Am nächsten Morgen um zehn Uhr war Paul aus London zurück, worauf Sir Poppet ihm einen Tee vorsetzen ließ, uns wärmstens für unsere Hilfe mit Onkel Williston dankte, Nell schöne Grüße an ihren Großvater auftrug und uns entließ. Sowie wir aus seiner Einfahrt heraus waren, reichte Paul uns Sybella Markhams Kaufurkunde durch das Schiebefenster der Abtrennung, dazu ein kleines Diktiergerät.
»Mr Treadwells Bericht, Madam«, erklärte er.

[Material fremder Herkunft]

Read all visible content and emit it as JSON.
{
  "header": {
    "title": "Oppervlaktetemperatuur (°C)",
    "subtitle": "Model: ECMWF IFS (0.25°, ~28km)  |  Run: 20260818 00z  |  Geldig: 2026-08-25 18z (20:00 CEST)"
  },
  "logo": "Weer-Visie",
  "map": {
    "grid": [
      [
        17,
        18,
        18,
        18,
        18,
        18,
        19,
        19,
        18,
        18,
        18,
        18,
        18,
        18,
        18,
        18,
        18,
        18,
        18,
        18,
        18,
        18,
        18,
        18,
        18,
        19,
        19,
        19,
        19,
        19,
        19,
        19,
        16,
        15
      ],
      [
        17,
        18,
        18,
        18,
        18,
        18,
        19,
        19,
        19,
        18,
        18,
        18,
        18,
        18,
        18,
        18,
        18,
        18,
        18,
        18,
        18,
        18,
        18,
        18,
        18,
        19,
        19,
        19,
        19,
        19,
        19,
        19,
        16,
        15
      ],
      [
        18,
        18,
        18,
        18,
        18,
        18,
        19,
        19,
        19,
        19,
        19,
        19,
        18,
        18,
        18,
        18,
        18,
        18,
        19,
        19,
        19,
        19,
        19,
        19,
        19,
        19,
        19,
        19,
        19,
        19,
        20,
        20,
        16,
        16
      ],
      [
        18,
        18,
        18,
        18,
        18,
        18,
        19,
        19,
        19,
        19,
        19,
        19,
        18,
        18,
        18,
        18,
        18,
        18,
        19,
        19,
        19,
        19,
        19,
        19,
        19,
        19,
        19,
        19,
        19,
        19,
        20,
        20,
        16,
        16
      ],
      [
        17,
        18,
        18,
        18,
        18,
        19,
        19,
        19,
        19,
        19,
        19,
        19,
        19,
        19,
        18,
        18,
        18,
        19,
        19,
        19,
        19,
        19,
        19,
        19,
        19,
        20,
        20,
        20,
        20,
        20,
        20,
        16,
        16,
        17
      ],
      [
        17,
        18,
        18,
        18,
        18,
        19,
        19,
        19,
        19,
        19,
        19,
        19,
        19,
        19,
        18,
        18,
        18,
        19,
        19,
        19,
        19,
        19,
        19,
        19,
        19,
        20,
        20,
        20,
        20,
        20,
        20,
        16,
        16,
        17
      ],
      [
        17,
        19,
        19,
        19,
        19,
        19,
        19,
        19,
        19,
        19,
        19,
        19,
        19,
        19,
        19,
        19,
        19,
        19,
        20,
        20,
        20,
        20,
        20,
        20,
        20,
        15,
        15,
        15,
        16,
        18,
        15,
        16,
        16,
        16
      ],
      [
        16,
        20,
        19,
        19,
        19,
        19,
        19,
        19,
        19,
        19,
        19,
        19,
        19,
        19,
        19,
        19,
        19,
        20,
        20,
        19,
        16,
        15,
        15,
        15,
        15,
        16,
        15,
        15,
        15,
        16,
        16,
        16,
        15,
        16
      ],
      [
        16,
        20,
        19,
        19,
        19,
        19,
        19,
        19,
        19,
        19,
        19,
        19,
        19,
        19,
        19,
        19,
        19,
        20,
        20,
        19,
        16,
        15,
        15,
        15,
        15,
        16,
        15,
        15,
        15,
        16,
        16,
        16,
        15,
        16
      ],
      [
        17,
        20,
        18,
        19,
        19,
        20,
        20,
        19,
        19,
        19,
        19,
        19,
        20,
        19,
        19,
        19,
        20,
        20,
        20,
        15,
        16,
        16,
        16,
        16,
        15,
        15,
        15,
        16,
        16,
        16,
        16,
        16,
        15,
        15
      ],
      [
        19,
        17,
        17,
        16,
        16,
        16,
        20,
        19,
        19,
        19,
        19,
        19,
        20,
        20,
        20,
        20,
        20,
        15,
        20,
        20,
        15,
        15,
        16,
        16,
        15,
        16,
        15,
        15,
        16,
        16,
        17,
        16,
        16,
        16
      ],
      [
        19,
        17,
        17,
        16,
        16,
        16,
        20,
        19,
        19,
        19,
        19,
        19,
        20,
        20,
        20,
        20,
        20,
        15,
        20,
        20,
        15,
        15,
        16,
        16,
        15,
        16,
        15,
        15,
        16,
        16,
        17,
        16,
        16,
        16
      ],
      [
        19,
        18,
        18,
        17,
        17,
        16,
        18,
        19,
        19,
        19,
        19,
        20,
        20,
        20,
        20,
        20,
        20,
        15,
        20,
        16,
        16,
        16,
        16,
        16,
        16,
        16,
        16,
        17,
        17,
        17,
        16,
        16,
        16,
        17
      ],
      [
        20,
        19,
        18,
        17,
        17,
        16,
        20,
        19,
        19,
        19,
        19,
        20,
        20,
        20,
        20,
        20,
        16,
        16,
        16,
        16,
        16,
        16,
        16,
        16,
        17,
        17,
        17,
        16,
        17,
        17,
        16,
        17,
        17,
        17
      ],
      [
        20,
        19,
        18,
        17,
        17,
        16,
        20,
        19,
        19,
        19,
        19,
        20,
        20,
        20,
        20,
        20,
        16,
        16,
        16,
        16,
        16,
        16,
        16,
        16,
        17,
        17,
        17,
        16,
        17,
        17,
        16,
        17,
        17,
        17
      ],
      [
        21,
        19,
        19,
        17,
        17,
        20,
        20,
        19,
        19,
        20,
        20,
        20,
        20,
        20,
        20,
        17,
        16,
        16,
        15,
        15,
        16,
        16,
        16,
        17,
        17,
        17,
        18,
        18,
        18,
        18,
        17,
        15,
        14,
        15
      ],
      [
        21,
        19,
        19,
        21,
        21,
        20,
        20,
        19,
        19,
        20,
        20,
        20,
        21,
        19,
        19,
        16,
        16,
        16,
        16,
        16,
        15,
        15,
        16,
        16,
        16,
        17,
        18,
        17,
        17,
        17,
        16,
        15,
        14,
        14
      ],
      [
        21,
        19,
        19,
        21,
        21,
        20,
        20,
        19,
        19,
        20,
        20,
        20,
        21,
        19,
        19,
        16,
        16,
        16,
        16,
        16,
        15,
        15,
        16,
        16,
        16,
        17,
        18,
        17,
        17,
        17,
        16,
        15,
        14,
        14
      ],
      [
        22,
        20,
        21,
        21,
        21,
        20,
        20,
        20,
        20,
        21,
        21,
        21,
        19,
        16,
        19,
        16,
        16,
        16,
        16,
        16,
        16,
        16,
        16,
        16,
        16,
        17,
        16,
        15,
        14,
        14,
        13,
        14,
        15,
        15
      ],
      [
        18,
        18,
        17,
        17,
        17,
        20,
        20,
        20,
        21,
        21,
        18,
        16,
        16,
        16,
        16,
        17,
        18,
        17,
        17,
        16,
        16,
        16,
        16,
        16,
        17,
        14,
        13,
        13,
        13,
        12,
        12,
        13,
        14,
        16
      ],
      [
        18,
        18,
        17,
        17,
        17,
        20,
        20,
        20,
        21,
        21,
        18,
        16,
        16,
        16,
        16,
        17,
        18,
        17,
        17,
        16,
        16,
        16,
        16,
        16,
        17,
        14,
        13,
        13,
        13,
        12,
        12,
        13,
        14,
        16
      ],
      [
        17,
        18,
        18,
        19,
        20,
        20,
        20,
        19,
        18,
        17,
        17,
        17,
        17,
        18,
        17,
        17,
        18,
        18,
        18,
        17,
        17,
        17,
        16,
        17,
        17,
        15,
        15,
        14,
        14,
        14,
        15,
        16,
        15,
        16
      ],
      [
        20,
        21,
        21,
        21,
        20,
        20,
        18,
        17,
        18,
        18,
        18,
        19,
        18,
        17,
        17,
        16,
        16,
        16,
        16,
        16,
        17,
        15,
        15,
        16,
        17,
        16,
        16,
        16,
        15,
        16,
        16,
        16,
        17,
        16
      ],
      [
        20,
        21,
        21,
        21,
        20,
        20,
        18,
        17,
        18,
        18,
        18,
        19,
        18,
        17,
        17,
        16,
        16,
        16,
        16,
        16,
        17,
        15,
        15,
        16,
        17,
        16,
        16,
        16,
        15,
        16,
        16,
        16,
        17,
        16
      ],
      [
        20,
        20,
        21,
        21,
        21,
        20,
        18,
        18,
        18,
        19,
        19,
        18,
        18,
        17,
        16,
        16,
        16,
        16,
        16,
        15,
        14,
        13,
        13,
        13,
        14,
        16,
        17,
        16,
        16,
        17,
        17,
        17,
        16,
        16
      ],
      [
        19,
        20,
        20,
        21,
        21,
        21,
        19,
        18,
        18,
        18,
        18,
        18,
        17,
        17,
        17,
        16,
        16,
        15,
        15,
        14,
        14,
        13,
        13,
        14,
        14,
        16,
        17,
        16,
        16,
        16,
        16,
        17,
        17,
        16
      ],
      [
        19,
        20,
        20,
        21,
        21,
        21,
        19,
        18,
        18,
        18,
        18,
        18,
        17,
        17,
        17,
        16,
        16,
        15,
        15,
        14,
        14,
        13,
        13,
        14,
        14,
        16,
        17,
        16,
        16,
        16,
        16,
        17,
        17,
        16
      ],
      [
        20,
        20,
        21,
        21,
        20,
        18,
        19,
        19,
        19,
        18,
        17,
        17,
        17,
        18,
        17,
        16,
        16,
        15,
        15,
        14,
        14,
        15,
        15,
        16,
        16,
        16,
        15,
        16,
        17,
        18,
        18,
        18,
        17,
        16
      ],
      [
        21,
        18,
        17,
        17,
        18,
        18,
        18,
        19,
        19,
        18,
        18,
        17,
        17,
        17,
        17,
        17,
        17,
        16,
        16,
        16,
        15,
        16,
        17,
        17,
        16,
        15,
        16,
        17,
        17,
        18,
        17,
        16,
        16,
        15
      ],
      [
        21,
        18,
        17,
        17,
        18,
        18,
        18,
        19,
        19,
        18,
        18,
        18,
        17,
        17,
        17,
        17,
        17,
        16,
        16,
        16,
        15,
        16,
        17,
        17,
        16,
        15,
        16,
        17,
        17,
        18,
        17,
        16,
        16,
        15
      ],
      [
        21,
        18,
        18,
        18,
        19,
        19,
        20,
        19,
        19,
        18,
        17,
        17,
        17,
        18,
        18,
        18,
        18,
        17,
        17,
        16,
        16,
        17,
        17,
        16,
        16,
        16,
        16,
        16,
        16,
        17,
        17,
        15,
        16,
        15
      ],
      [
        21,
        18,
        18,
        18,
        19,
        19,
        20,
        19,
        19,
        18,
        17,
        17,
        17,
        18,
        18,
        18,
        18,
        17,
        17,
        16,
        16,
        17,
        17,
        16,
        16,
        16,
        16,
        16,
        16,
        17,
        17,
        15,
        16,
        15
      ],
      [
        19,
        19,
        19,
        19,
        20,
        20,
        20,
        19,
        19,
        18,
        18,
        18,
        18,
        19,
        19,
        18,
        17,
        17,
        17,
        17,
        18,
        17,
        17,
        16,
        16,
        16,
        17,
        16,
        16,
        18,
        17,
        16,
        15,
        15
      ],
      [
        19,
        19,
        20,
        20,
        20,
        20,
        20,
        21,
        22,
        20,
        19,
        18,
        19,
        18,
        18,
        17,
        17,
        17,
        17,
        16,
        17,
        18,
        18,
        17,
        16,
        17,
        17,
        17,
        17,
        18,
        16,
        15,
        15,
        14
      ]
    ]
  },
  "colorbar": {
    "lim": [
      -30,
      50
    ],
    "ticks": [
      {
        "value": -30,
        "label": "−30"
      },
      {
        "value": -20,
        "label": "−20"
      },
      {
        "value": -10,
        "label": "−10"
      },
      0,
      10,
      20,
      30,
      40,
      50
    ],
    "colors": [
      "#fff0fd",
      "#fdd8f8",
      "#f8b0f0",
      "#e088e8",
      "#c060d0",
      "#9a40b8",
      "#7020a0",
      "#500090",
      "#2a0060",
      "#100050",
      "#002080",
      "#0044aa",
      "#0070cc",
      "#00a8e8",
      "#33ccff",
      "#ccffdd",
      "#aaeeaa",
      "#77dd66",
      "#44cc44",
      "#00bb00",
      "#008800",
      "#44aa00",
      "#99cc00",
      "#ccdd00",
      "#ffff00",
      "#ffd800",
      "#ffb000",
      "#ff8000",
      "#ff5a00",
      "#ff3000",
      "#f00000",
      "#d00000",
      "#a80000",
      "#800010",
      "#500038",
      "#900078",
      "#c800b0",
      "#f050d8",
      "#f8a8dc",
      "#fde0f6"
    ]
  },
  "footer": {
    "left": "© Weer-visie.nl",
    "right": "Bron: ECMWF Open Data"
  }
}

»Er meinte, Sie würden sicher nicht auf die schriftliche Version warten wollen.«
»Mr Treadwell weiß, dass ich die Geduld eines Grashüpfers habe«, sagte ich. Ich steckte die Urkunde in meine Aktentasche, drückte auf den Wiedergabeknopf des Diktiergerätes und musste lä
cheln, als ich Toby Treadwells gewohnt hektische Stimme hörte.
»Lori? Hier ist Toby. Tut mir Leid, dass ich mich nicht gleich an die Arbeit machen konnte, aber ich habe im Moment alle Hände voll zu tun.
Das liegt an dieser Ausstellung, die wir vorbereiten, mit den buddhistischen Texten aus Turkmenistan.
(Nein, den Kaffee nicht dahin, du Dummkopf. Ja, ich weiß, dass es wie Löschpapier aussieht, aber es ist fünfhundert Jahre alt und mehr wert als du.) Entschuldige, Lori, ich lerne gerade einen neuen Assistenten an. Oh Gott, wie kann man nur so dämlich sein. Wo war ich stehen geblieben?
Ach ja. Dieser Kaufvertrag. Ich hab ihn mir angesehen. Gitterlinien sind alle da. Das Wasserzeichen gehört Quimper aus Bath, die früher die juristische Zunft mit Papier beliefert haben, gingen 1755 Pleite. Eisengallustinte, keine Spur von synthetischen organischen Farben, also das ist auch okay. (Stell’s da hin. Nein, dorthin , du Idiot. Verdammt nochmal, muss ich denn alles selber machen?)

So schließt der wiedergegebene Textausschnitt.